Oswego County was not immune to the vaccination mandate, with the DOH website as of Tuesday listing the hospital worker vaccination rate as 87 percent.
Oswego Health Senior Director of Communications Jamie Leszczynski said, much like all healthcare institutions in New York state, the organization lost employees who made the difficult decision to leave the industry completely rather than meet the state’s COVID-19 vaccine requirement.
While Oswego Health notes the total tally is “moving numbers” due to weekly new hires, officials said as of Tuesday, 31 of 1,246 employees left their roles at the organization due to non-compliance with the state’s vaccine mandate, and another 47 employees throughout the health care system are pending, citing religious exemptions.
Hospitals across the region reported similar staff losses, with some shuttering operating rooms and cutting back on services.

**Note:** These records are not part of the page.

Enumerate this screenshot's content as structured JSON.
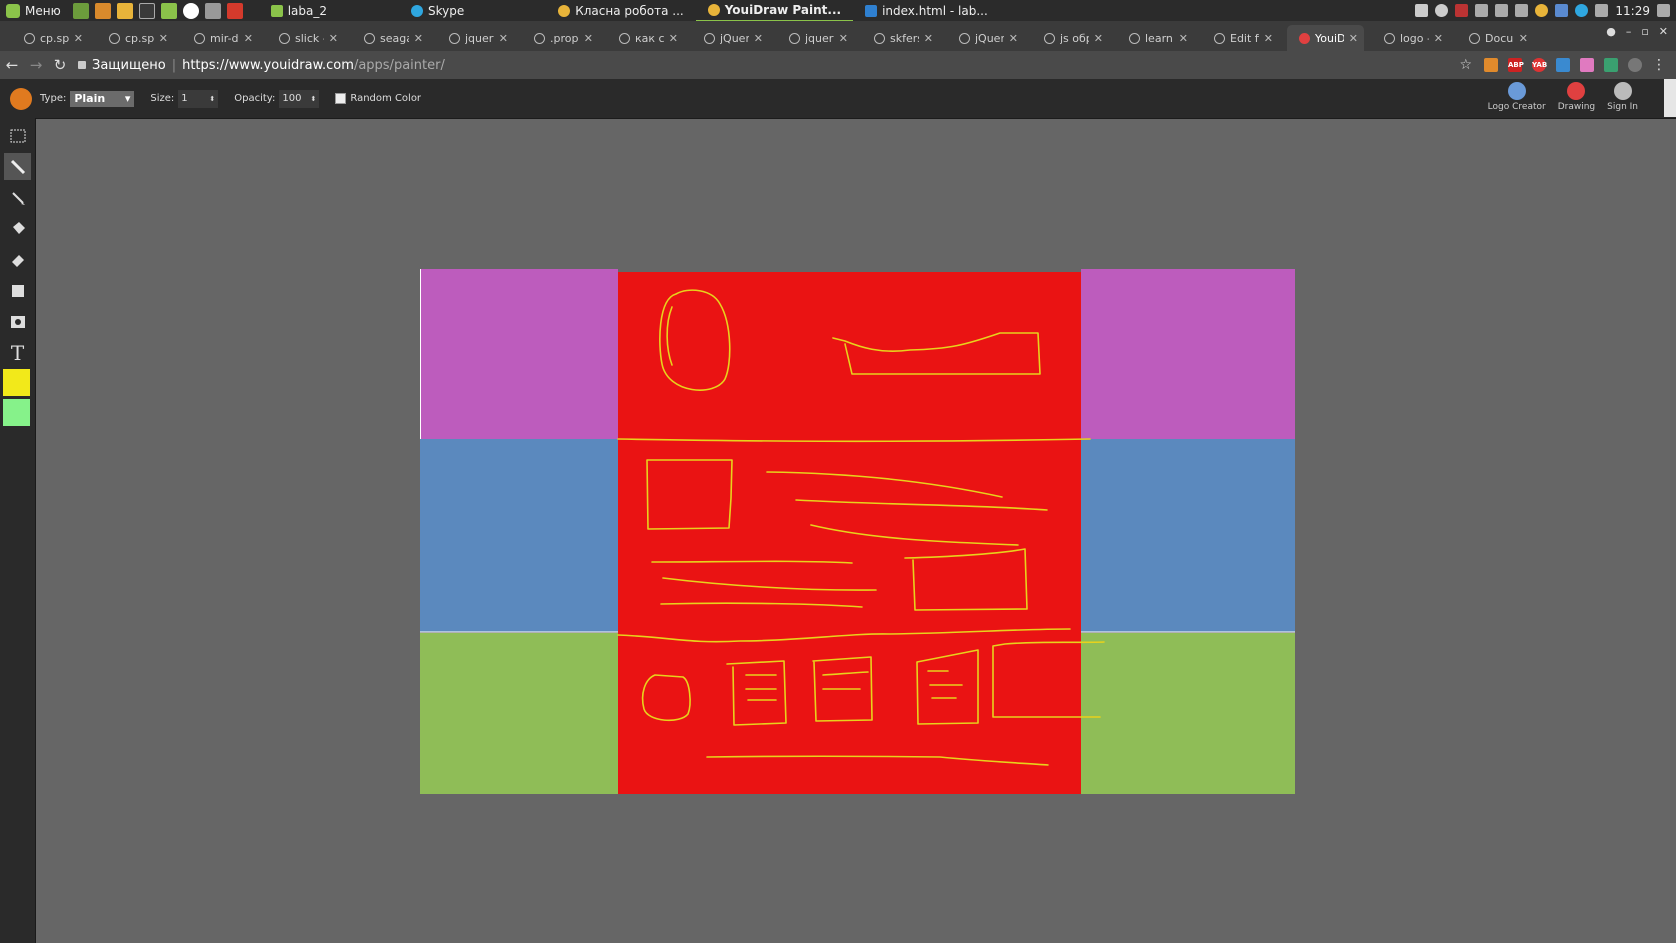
{
  "taskbar": {
    "menu_label": "Меню",
    "tasks": [
      {
        "label": "laba_2",
        "icon": "folder-icon",
        "active": false
      },
      {
        "label": "Skype",
        "icon": "skype-icon",
        "active": false
      },
      {
        "label": "Класна робота ...",
        "icon": "chrome-icon",
        "active": false
      },
      {
        "label": "YouiDraw Paint...",
        "icon": "chrome-icon",
        "active": true
      },
      {
        "label": "index.html - lab...",
        "icon": "vscode-icon",
        "active": false
      }
    ],
    "clock": "11:29"
  },
  "browser": {
    "tabs": [
      {
        "label": "cp.spr"
      },
      {
        "label": "cp.spr"
      },
      {
        "label": "mir-dv"
      },
      {
        "label": "slick -"
      },
      {
        "label": "seaga"
      },
      {
        "label": "jquery"
      },
      {
        "label": ".prop("
      },
      {
        "label": "как сд"
      },
      {
        "label": "jQuery"
      },
      {
        "label": "jquery"
      },
      {
        "label": "skfers"
      },
      {
        "label": "jQuery"
      },
      {
        "label": "js обр"
      },
      {
        "label": "learn."
      },
      {
        "label": "Edit fi"
      },
      {
        "label": "YouiD"
      },
      {
        "label": "logo -"
      },
      {
        "label": "Docur"
      }
    ],
    "active_tab_index": 15,
    "secure_label": "Защищено",
    "url_host": "https://www.youidraw.com",
    "url_path": "/apps/painter/",
    "extensions": [
      "ABP",
      "YAB"
    ]
  },
  "toolbar": {
    "type_label": "Type:",
    "type_value": "Plain",
    "size_label": "Size:",
    "size_value": "1",
    "opacity_label": "Opacity:",
    "opacity_value": "100",
    "random_color_label": "Random Color",
    "random_color_checked": false,
    "buttons": [
      {
        "label": "Logo Creator",
        "icon": "logo-creator-icon"
      },
      {
        "label": "Drawing",
        "icon": "drawing-icon"
      },
      {
        "label": "Sign In",
        "icon": "user-icon"
      }
    ]
  },
  "tools": [
    {
      "name": "select-tool",
      "icon": "marquee-icon"
    },
    {
      "name": "brush-tool",
      "icon": "brush-icon",
      "active": true
    },
    {
      "name": "pen-tool",
      "icon": "pen-icon"
    },
    {
      "name": "fill-tool",
      "icon": "bucket-icon"
    },
    {
      "name": "eraser-tool",
      "icon": "eraser-icon"
    },
    {
      "name": "shape-tool",
      "icon": "rectangle-icon"
    },
    {
      "name": "image-tool",
      "icon": "image-icon"
    },
    {
      "name": "text-tool",
      "icon": "text-icon",
      "glyph": "T"
    }
  ],
  "colors": {
    "primary": "#f2e91a",
    "secondary": "#86f28a",
    "workspace": "#666666",
    "canvas_purple": "#bd5cbd",
    "canvas_blue": "#5b89be",
    "canvas_green": "#8fbd57",
    "canvas_red": "#ea1313",
    "stroke": "#e8d21c"
  }
}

Cancelations of elective surgeries and other procedures were common across the state, with Oswego Health reporting it has been forced to scale back on some non-life threatening operations.
“At this time, we have limited elective cases that require an inpatient bed and cut block times essentially in half using an every other week model based on staffing,” Leszczynski said.

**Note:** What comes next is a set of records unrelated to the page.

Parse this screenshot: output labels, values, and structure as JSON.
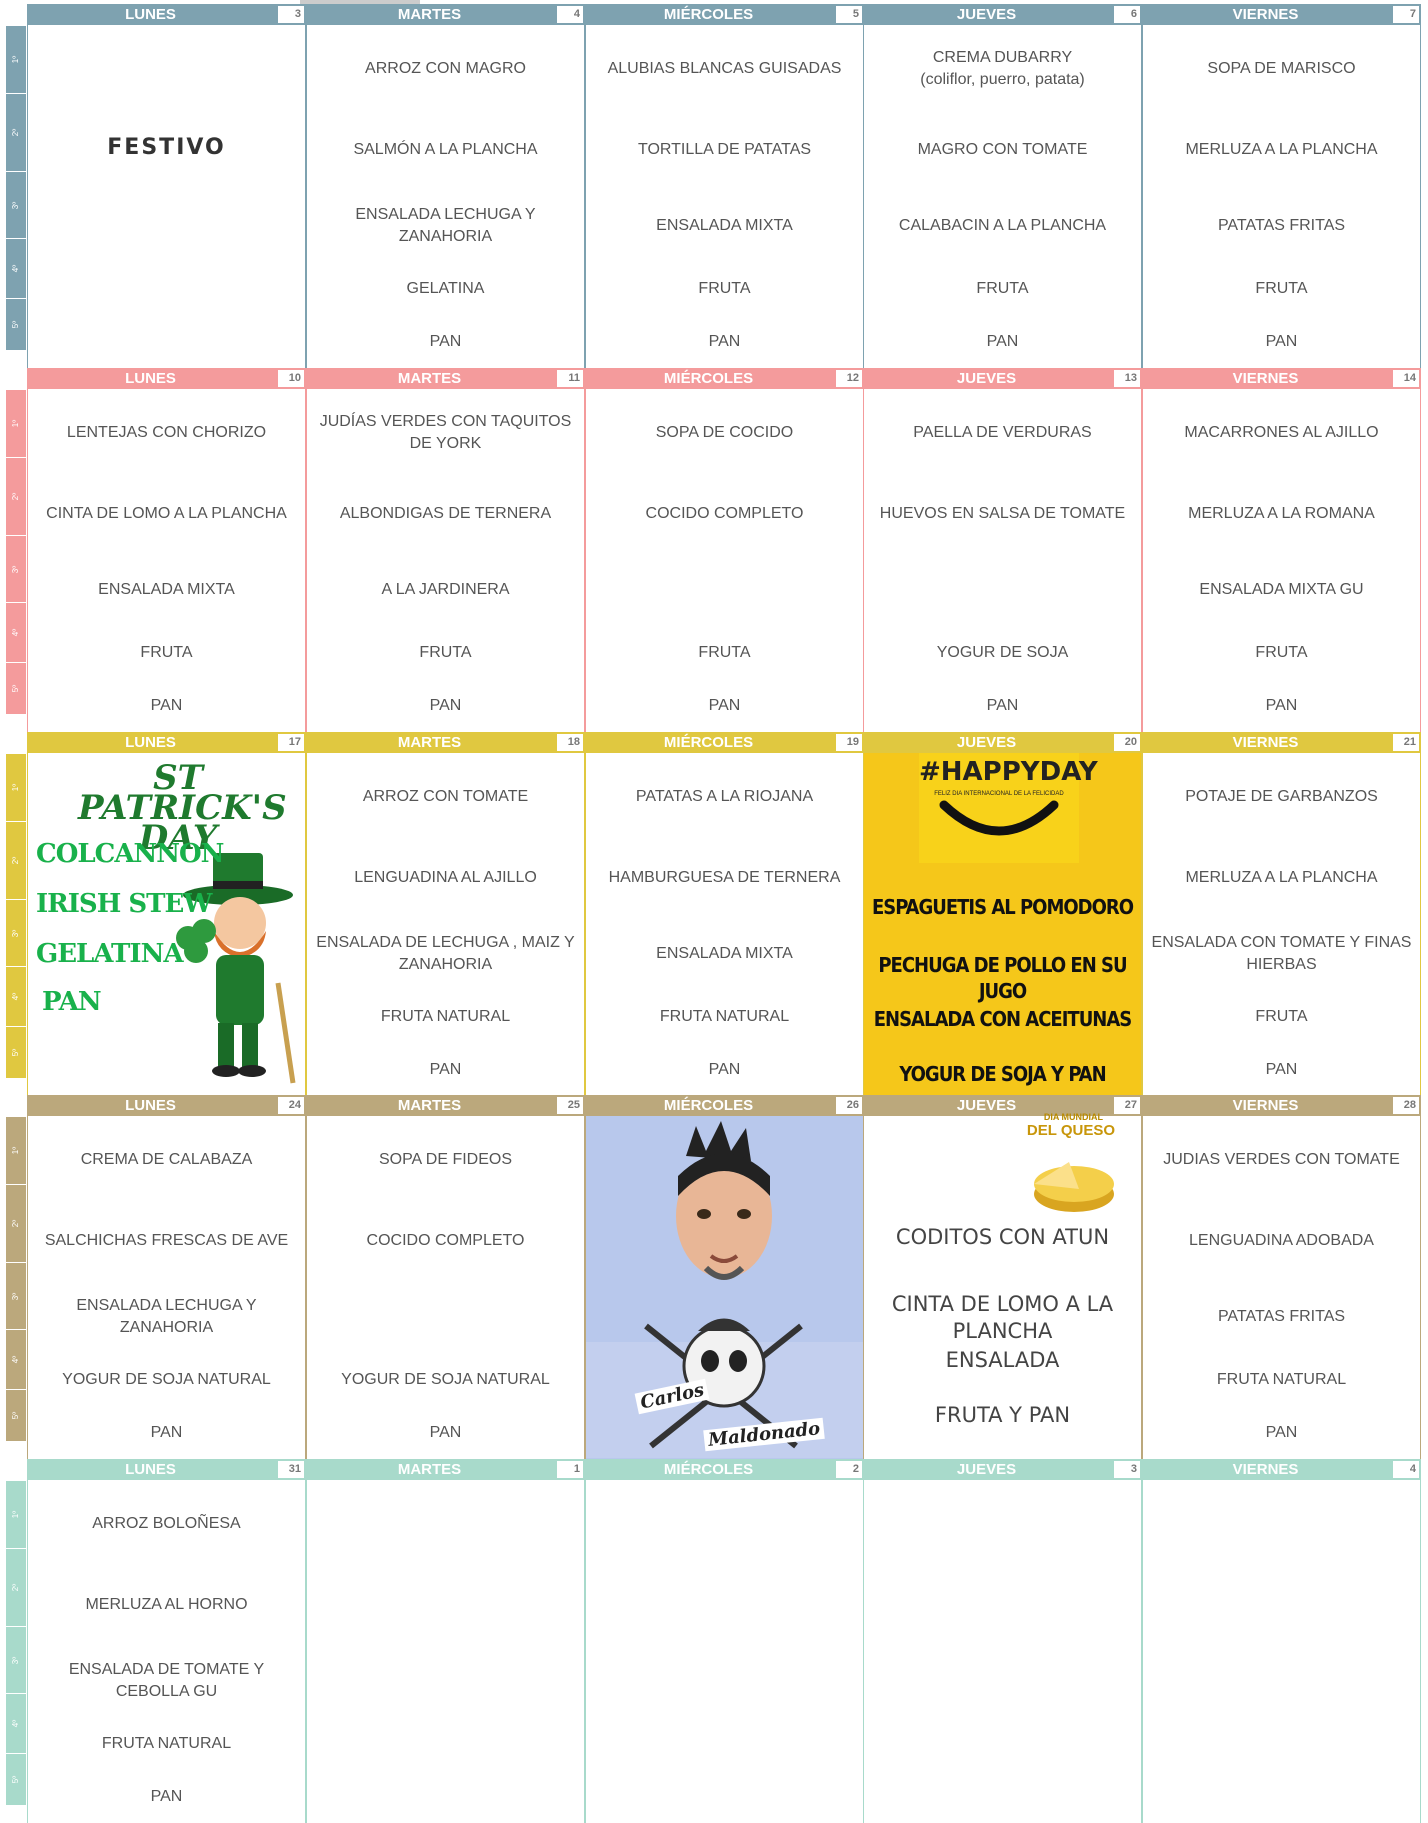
{
  "weeks": [
    {
      "color": "#7ea2b0",
      "side_labels": [
        "1º",
        "2º",
        "3º",
        "4º",
        "5º"
      ],
      "days": [
        {
          "name": "LUNES",
          "num": "3",
          "festivo": "FESTIVO"
        },
        {
          "name": "MARTES",
          "num": "4",
          "items": [
            "ARROZ CON MAGRO",
            "SALMÓN A LA PLANCHA",
            "ENSALADA LECHUGA Y ZANAHORIA",
            "GELATINA",
            "PAN"
          ]
        },
        {
          "name": "MIÉRCOLES",
          "num": "5",
          "items": [
            "ALUBIAS BLANCAS GUISADAS",
            "TORTILLA DE PATATAS",
            "ENSALADA MIXTA",
            "FRUTA",
            "PAN"
          ]
        },
        {
          "name": "JUEVES",
          "num": "6",
          "items": [
            "CREMA DUBARRY\n(coliflor, puerro, patata)",
            "MAGRO CON TOMATE",
            "CALABACIN A LA PLANCHA",
            "FRUTA",
            "PAN"
          ]
        },
        {
          "name": "VIERNES",
          "num": "7",
          "items": [
            "SOPA DE MARISCO",
            "MERLUZA A LA PLANCHA",
            "PATATAS FRITAS",
            "FRUTA",
            "PAN"
          ]
        }
      ]
    },
    {
      "color": "#f49b9c",
      "side_labels": [
        "1º",
        "2º",
        "3º",
        "4º",
        "5º"
      ],
      "days": [
        {
          "name": "LUNES",
          "num": "10",
          "items": [
            "LENTEJAS CON CHORIZO",
            "CINTA DE LOMO A LA PLANCHA",
            "ENSALADA MIXTA",
            "FRUTA",
            "PAN"
          ]
        },
        {
          "name": "MARTES",
          "num": "11",
          "items": [
            "JUDÍAS VERDES CON TAQUITOS DE YORK",
            "ALBONDIGAS DE TERNERA",
            "A LA JARDINERA",
            "FRUTA",
            "PAN"
          ]
        },
        {
          "name": "MIÉRCOLES",
          "num": "12",
          "items": [
            "SOPA DE COCIDO",
            "COCIDO COMPLETO",
            "",
            "FRUTA",
            "PAN"
          ]
        },
        {
          "name": "JUEVES",
          "num": "13",
          "items": [
            "PAELLA DE VERDURAS",
            "HUEVOS EN SALSA DE TOMATE",
            "",
            "YOGUR DE SOJA",
            "PAN"
          ]
        },
        {
          "name": "VIERNES",
          "num": "14",
          "items": [
            "MACARRONES AL AJILLO",
            "MERLUZA A LA ROMANA",
            "ENSALADA MIXTA GU",
            "FRUTA",
            "PAN"
          ]
        }
      ]
    },
    {
      "color": "#e0c840",
      "side_labels": [
        "1º",
        "2º",
        "3º",
        "4º",
        "5º"
      ],
      "days": [
        {
          "name": "LUNES",
          "num": "17",
          "stpatrick": {
            "title": "ST PATRICK'S DAY",
            "items": [
              "COLCANNON",
              "IRISH STEW",
              "GELATINA",
              "PAN"
            ]
          }
        },
        {
          "name": "MARTES",
          "num": "18",
          "items": [
            "ARROZ CON TOMATE",
            "LENGUADINA AL AJILLO",
            "ENSALADA DE LECHUGA , MAIZ Y ZANAHORIA",
            "FRUTA NATURAL",
            "PAN"
          ]
        },
        {
          "name": "MIÉRCOLES",
          "num": "19",
          "items": [
            "PATATAS A LA RIOJANA",
            "HAMBURGUESA DE TERNERA",
            "ENSALADA MIXTA",
            "FRUTA NATURAL",
            "PAN"
          ]
        },
        {
          "name": "JUEVES",
          "num": "20",
          "happy": {
            "tag": "#HAPPYDAY",
            "sub": "FELIZ DIA INTERNACIONAL DE LA FELICIDAD",
            "items": [
              "ESPAGUETIS AL POMODORO",
              "PECHUGA DE POLLO EN SU JUGO",
              "ENSALADA CON ACEITUNAS",
              "YOGUR DE SOJA Y PAN"
            ]
          }
        },
        {
          "name": "VIERNES",
          "num": "21",
          "items": [
            "POTAJE DE GARBANZOS",
            "MERLUZA A LA PLANCHA",
            "ENSALADA CON TOMATE Y FINAS HIERBAS",
            "FRUTA",
            "PAN"
          ]
        }
      ]
    },
    {
      "color": "#bba87c",
      "side_labels": [
        "1º",
        "2º",
        "3º",
        "4º",
        "5º"
      ],
      "days": [
        {
          "name": "LUNES",
          "num": "24",
          "items": [
            "CREMA DE CALABAZA",
            "SALCHICHAS FRESCAS DE AVE",
            "ENSALADA LECHUGA Y ZANAHORIA",
            "YOGUR DE SOJA NATURAL",
            "PAN"
          ]
        },
        {
          "name": "MARTES",
          "num": "25",
          "items": [
            "SOPA DE FIDEOS",
            "COCIDO COMPLETO",
            "",
            "YOGUR DE SOJA NATURAL",
            "PAN"
          ]
        },
        {
          "name": "MIÉRCOLES",
          "num": "26",
          "carlos": {
            "line1": "Carlos",
            "line2": "Maldonado"
          }
        },
        {
          "name": "JUEVES",
          "num": "27",
          "queso": {
            "badge1": "DIA MUNDIAL",
            "badge2": "DEL QUESO",
            "items": [
              "CODITOS CON ATUN",
              "CINTA DE LOMO A LA PLANCHA",
              "ENSALADA",
              "FRUTA Y PAN"
            ]
          }
        },
        {
          "name": "VIERNES",
          "num": "28",
          "items": [
            "JUDIAS VERDES CON TOMATE",
            "LENGUADINA ADOBADA",
            "PATATAS FRITAS",
            "FRUTA NATURAL",
            "PAN"
          ]
        }
      ]
    },
    {
      "color": "#a8dacb",
      "side_labels": [
        "1º",
        "2º",
        "3º",
        "4º",
        "5º"
      ],
      "days": [
        {
          "name": "LUNES",
          "num": "31",
          "items": [
            "ARROZ BOLOÑESA",
            "MERLUZA AL HORNO",
            "ENSALADA DE TOMATE Y CEBOLLA GU",
            "FRUTA NATURAL",
            "PAN"
          ]
        },
        {
          "name": "MARTES",
          "num": "1",
          "items": [
            "",
            "",
            "",
            "",
            ""
          ]
        },
        {
          "name": "MIÉRCOLES",
          "num": "2",
          "items": [
            "",
            "",
            "",
            "",
            ""
          ]
        },
        {
          "name": "JUEVES",
          "num": "3",
          "items": [
            "",
            "",
            "",
            "",
            ""
          ]
        },
        {
          "name": "VIERNES",
          "num": "4",
          "items": [
            "",
            "",
            "",
            "",
            ""
          ]
        }
      ]
    }
  ]
}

The plan Hochul released Monday, includes a number of measures aimed at addressing potential staffing shortages in hospitals and other health care facilities statewide.
“We have a plan to increase our health care workforce and help alleviate the burdens on our hospitals and other health care facilities,” the governor said.
The plan includes preparing an emergency declaration to supplement workforce at health care facilities, in addition to enabling qualified health care professionals licensed in other states or countries, recent graduates and retired health care workers.
The state’s plan also includes the potential deployment of medically trained National Guard.
State Assembly Minority Leader Will Barclay, R-Pulaski, and fellow Republicans on Tuesday called on Hochul to delay the deadline for the state’s vaccination requirement for healthcare workers. In a letter addressed to Hochul, Barclay warned of service cuts and compromised patient care as “only the beginning.”
Barclay said weeks ago he and his Republican colleagues urged Gov. Hochul and DOH to reconsider the vaccine mandate, expressing concern it would “quickly diminish the level of care in the New York healthcare industry, particularly during the ongoing pandemic.”
As of Sept. 26, more than 2,300 individuals statewide were hospitalized with COVID-19 complications, including 564 in intensive care units, according to DOH data. Across the state’s Central New York Region, DOH figures show 152 coronavirus-related hospitalizations, including 49 in intensive care units.
DOH reports 24 percent of central New York hospital beds available as of Tuesday, with roughly 10 percent of intensive care unit beds open.
In Oswego County, more than 10,500 COVID-19 cases have been recorded since March 2020. There are currently more than 500 active cases in the county.